After I'd finished Dave discovered on the internet definite links between melons and e. coli. This gave me a few uncomfortable moments during the night, waiting for a real or imagined stomach ache to develop into something worse. But the only effect of the melon was to make me psychic. The very next day I was out the back at work thinking about the Guillemots song Get Over It. I turned the radio on. The song was just starting.

(What I was thinking about the Guillemots song was that the cheery interjection 'get over it' would work very well if inserted into a lot of other songs - especially Bleeding Love by Leona Lewis.)

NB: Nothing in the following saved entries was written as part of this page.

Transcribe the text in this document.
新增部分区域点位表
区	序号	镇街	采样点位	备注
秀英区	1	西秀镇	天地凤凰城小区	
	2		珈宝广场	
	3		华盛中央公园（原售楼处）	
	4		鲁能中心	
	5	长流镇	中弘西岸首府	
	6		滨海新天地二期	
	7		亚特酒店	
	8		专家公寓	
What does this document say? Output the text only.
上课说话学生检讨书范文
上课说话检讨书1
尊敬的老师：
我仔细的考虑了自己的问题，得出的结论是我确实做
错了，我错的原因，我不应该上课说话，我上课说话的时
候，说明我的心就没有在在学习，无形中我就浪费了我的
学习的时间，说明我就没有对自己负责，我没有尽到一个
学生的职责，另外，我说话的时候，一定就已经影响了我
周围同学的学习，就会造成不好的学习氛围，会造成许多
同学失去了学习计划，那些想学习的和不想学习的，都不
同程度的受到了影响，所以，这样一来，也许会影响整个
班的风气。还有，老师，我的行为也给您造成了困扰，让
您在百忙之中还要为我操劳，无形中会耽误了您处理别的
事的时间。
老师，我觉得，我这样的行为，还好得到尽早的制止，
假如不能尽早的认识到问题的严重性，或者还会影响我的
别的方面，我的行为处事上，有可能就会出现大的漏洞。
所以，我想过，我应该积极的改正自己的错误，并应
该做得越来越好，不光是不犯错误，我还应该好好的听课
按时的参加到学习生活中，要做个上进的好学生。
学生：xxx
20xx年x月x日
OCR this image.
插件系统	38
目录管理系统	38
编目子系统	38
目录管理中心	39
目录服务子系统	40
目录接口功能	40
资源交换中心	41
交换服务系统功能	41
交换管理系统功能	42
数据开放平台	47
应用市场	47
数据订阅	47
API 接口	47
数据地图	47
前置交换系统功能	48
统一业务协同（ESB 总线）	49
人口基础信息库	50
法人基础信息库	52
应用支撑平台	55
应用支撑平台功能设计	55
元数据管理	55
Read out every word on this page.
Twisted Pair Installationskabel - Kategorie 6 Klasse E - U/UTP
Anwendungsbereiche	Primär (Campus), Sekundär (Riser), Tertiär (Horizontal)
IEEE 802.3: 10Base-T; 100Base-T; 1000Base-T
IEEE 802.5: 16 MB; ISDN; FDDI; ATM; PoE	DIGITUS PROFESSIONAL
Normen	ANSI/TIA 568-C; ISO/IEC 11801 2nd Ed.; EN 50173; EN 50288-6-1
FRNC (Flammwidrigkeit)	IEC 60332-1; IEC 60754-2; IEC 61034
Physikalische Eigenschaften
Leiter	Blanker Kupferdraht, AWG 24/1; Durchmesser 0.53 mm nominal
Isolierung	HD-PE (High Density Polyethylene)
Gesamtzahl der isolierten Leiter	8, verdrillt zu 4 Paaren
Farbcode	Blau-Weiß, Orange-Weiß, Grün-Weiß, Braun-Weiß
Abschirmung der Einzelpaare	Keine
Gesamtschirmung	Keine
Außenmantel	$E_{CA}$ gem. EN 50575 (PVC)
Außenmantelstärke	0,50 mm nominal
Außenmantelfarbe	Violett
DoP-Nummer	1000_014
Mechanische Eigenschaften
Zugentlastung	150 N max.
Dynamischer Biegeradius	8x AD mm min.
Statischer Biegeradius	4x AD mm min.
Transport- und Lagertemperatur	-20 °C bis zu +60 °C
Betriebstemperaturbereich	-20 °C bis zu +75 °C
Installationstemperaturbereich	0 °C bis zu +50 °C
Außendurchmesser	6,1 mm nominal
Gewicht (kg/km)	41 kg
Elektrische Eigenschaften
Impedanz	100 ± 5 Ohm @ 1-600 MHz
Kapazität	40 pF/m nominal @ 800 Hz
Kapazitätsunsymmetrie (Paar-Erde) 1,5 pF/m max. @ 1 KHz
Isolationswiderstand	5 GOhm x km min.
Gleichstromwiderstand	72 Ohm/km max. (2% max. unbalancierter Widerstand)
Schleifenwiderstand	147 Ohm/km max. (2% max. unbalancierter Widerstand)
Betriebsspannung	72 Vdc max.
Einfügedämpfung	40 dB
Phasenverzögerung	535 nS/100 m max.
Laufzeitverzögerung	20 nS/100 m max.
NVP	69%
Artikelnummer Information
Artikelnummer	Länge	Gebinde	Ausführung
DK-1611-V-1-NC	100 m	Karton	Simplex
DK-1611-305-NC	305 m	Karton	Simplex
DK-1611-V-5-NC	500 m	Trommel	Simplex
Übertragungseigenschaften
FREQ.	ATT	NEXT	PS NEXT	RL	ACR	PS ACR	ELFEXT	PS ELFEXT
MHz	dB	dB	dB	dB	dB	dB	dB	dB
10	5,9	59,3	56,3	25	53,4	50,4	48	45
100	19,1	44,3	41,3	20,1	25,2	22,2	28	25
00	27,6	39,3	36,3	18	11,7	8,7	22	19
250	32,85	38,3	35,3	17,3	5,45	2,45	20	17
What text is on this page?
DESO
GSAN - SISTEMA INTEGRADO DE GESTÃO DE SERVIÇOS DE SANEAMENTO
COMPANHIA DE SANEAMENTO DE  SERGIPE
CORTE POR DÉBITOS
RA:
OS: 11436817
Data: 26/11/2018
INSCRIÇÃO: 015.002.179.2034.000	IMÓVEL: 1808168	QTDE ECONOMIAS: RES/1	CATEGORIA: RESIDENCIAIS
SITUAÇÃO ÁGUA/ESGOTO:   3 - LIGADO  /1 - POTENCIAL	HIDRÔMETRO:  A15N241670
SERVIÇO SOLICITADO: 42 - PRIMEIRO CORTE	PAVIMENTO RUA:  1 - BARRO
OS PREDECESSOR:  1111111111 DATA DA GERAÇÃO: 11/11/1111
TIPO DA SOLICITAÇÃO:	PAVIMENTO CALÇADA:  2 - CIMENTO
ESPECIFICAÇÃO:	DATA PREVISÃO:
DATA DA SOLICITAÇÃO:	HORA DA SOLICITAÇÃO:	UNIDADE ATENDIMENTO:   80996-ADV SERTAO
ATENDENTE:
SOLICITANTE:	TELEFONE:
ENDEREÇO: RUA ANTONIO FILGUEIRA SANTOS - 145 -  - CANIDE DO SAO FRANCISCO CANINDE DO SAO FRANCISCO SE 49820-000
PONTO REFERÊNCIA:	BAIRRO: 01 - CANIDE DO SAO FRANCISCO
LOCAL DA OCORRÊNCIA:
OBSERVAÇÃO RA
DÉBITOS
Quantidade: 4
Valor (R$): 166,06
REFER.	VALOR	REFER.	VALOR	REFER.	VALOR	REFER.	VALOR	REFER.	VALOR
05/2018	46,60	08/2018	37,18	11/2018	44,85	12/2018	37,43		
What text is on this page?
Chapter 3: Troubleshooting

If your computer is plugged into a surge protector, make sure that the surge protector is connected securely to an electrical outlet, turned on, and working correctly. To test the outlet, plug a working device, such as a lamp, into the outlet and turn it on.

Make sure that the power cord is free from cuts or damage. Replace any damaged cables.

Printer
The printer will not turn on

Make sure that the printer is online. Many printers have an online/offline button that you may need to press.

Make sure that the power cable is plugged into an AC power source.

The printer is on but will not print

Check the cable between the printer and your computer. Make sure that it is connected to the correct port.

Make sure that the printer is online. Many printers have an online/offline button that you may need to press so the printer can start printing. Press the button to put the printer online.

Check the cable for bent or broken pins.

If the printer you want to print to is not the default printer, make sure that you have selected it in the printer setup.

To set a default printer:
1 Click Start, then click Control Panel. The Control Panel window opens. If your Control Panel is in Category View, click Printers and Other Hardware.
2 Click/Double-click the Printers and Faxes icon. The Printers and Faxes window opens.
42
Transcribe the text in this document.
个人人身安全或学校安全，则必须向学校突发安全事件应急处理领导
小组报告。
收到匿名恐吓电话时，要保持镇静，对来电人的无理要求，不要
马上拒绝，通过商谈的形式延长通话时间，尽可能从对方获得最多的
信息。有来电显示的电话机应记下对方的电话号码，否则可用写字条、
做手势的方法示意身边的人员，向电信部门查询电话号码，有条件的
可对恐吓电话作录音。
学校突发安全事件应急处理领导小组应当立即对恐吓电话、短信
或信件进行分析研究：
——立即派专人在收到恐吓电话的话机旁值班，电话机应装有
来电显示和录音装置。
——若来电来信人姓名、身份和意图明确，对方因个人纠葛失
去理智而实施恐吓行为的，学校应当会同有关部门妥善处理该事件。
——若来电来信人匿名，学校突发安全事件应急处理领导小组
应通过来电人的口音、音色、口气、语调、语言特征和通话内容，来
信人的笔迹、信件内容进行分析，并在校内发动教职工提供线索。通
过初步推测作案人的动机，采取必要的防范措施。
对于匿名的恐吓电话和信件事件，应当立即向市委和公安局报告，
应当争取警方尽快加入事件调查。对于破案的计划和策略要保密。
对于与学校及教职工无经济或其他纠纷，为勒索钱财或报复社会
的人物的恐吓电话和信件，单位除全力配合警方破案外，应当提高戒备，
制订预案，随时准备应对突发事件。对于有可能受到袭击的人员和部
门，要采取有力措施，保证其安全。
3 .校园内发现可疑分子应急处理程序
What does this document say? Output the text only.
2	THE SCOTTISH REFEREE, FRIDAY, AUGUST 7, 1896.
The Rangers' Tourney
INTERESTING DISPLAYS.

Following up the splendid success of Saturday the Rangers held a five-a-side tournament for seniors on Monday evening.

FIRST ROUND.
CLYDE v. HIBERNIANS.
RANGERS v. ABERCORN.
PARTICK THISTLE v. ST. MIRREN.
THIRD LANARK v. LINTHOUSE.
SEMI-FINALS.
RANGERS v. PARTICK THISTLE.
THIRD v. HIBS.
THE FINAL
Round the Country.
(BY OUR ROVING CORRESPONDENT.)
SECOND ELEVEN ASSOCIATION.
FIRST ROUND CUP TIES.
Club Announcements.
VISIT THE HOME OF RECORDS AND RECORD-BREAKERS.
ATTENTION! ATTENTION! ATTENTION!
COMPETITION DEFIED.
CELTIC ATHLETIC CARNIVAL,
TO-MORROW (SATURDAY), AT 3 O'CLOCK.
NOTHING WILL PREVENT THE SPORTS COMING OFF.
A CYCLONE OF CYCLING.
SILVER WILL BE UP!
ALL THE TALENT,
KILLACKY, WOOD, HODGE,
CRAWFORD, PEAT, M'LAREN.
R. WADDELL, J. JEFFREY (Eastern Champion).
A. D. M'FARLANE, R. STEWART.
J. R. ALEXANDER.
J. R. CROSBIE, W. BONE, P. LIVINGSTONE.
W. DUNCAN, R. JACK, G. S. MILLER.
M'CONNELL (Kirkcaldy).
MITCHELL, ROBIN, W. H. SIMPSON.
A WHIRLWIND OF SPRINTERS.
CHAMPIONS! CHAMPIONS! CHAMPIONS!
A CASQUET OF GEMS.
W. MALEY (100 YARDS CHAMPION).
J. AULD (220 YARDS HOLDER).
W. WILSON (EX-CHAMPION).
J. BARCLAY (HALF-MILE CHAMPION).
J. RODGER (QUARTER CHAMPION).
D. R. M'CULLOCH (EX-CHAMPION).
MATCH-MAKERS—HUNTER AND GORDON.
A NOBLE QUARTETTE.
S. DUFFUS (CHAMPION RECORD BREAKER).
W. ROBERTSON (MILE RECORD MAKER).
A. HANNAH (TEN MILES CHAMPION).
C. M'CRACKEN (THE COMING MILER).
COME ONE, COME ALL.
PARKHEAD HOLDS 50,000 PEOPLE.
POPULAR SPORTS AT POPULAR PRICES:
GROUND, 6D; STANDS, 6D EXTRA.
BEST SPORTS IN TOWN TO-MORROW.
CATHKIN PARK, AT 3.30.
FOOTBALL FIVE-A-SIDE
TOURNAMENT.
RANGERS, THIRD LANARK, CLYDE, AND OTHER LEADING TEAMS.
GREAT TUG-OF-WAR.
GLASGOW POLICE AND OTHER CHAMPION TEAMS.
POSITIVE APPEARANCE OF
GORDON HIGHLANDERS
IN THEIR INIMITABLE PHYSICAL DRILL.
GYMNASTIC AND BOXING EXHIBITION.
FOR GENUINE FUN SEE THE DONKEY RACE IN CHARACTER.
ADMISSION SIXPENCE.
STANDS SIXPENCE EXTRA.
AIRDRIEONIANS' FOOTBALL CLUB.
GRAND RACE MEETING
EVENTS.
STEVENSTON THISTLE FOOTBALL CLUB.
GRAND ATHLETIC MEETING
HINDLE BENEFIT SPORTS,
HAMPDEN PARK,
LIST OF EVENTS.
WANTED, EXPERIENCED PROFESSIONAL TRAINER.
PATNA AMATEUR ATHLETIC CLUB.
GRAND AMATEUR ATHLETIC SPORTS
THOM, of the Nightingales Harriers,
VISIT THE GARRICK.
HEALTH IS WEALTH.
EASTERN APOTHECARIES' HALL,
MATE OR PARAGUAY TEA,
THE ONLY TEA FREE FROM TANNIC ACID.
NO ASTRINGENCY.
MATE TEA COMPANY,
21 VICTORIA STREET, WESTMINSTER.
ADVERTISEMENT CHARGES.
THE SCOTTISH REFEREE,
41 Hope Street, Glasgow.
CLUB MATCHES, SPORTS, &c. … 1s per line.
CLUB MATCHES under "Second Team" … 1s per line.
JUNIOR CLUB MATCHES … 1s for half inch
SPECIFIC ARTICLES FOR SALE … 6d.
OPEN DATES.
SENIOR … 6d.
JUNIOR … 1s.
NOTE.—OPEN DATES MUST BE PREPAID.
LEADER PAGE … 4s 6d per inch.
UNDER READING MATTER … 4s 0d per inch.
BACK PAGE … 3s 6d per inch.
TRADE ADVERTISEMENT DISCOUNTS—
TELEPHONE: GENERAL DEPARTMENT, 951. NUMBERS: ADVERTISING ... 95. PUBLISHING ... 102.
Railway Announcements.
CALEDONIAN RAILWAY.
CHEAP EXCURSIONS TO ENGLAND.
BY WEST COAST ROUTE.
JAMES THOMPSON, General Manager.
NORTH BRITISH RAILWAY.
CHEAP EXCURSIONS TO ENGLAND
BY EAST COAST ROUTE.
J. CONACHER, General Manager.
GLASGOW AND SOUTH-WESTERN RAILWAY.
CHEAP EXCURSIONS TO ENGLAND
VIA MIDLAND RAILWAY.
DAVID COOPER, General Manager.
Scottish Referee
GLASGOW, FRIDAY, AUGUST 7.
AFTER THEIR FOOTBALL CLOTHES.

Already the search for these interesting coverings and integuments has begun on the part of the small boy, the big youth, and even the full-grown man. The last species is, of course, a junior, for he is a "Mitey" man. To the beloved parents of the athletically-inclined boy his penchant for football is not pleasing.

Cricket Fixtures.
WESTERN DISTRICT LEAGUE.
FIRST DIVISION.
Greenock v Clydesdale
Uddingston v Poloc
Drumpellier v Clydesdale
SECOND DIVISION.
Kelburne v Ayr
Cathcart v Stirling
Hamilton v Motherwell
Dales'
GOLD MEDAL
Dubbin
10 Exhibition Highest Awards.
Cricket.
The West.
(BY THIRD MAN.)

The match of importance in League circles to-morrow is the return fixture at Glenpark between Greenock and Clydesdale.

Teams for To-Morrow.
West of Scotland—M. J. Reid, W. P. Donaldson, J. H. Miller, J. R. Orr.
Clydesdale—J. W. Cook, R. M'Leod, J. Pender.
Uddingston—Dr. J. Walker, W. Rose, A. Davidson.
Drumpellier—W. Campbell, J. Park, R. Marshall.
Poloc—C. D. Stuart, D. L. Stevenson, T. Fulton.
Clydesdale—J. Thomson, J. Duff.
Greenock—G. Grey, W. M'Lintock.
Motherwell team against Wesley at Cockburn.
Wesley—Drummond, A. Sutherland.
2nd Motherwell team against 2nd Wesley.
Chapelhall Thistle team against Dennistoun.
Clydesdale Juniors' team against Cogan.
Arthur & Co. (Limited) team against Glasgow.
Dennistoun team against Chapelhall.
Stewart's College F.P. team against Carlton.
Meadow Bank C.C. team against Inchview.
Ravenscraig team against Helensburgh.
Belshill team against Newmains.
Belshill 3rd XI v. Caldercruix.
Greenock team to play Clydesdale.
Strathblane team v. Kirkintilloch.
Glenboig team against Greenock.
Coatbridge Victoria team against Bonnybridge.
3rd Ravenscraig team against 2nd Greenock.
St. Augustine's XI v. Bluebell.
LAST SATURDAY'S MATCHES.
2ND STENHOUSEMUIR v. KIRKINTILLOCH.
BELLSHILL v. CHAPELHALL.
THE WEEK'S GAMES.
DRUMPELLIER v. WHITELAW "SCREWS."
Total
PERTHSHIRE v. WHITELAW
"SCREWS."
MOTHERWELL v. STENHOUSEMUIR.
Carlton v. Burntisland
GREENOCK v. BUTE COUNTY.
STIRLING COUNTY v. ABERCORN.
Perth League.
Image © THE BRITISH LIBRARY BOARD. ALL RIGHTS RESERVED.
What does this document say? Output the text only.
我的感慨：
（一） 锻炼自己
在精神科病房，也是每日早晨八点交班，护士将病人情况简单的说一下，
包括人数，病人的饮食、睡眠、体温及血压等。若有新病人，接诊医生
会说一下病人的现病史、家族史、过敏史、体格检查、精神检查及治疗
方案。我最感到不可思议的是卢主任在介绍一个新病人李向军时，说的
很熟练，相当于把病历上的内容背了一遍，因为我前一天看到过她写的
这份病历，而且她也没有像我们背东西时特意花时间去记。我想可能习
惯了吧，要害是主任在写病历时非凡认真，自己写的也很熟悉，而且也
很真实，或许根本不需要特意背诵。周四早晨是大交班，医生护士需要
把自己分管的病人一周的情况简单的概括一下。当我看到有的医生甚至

My psychic status was confirmed the day after that when, watching Deal Or No Deal, I just knew that the contestant chosen to play that day would be Big Ron. This is not quite enough to build a TV career on, I agree. Yet can anyone fail to be astounded by these extraordinary facts?

On Saturday night we went out for Hannah's 25th birthday. We ate at Prezzo's where, despite my aversion to peas, I ordered something that contained petit pois. Naively, I had imagined that petit pois were nothing like real peas. In the event they overwhelmed me with their greenness, their numerousness, and their comparative size. I was forced, cravenly, to avoid them as I ate. It was like the opposite of the melon experience. I immediately lost all my psychic powers.

Afterwards we were in the Slug and Lettuce. Everyone had gone home or gone to Sam's except me, Dave and Mat. We sat round a table in the coldest part of the pub (by the door), arms folded, like bitter old men, grumbling about young people and their inappropriate attire. Having compared himself - at some length - to a turd, Mat talked about his forthcoming masterwork, a 17-hour animated adaptation of The Illuminatus Trilogy in which all the characters are robots (for the sound artistic reason that Mat doesn't know any voice actors, and, in order to complete his masterpiece, he does not wish to have to leave the house.) He doesn't - he also said - want it to be too good.

As we left the pub I imagined that this would be the last time I'd see Mat for twenty years or so, as he went into hiding to complete (and, indeed, begin) his great work - only to destroy it, in 2028, in a sudden fit of rage ('It's too perfect!')

In fact, he stayed the night at our place and was still there in the morning. My psychic powers had definitively failed - usurped, so it seemed, by the weathermen, who had once again correctly predicted snow.